La academia de artes abrió su nueva sede, ubicada en el retorno 6 de la avenida Las Palmas
Foto Juan David Caicedo

Por Daniel Palacio Tamayo

Todo empezó con una familia reunida alrededor de un piano de cola centenario, color negro marca  Eran 12 hijos. 12 sueños. 12 canciones antes de dormir. Pasaron los años, crecieron los niños y esa familia, la Zuluaga Rivera, sigue unida. Esos sueños y esas canciones se hicieron uno solo en la academia Musicreando.

Durante 32 años la academia funcionó en diferentes casas en El Poblado mientras podían consolidar su sueño de tener una sede propia que al tiempo fuera homenaje para sus padres Antonio Zuluaga y Piedad Rivera. Musicreando entregó a la ciudad un nuevo icono y a las 450 familias que hacen parte de la institución una nueva sede de 4,378 metros cuadrados en forma de piano de cola, ubicado a 12 metros de altura del piso y que es 12 veces más grande del que estaba en la sala de la familia Zuluaga Rivera.

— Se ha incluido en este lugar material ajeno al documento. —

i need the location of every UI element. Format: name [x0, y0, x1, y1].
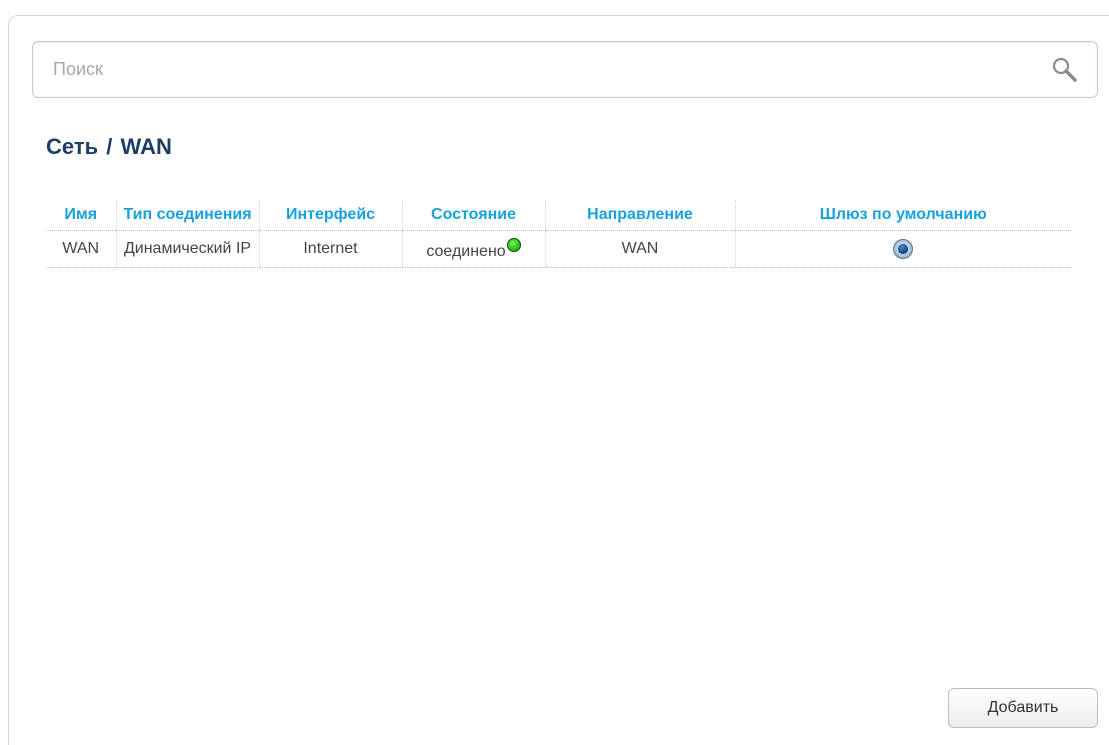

En la apertura oficial de la nueva sede de Musicreando se encendieron las luces del piano gigante y se amenizó la ceremonia con la música de la Filarmónica de Medellín y otros grupos artísticos que se han formado en la academia. Don Antonio, dijo en tarima, que esa sede no es más que una muestra que los sueños se cumplen. Ahora la idea es que sea allí, sobre la avenida Las Palmas, donde se empiece a gestar un nuevo anhelo: la universidad de la música.

La sede de Musicreando también tendrá un pequeño castillo que se sumará al piano gigante donde habrá salones de música, de ballet, jazz, hip hop y flamenco, además de otras 10 aulas para la enseñanza de diferentes instrumentos musicales, técnica vocal y una sala de ensayos para bandas de latin jazz, pop y rock. Igualmente los niños de la ciudad contarán con un estudio profesional de grabación donde podrán materializar su talento y formación artística.

Los 12 hijos de la familia Zuluaga Rivera ahora tiene 13 nietos, pero también una familia musical que ya no cabría en la antigua casa donde crecieron, por eso, para que el amor por el arte no se apague, el piano de Musicreando seguirá emitiendo notas musicales para la ciudad desde este rincón de la avenida Las Palmas.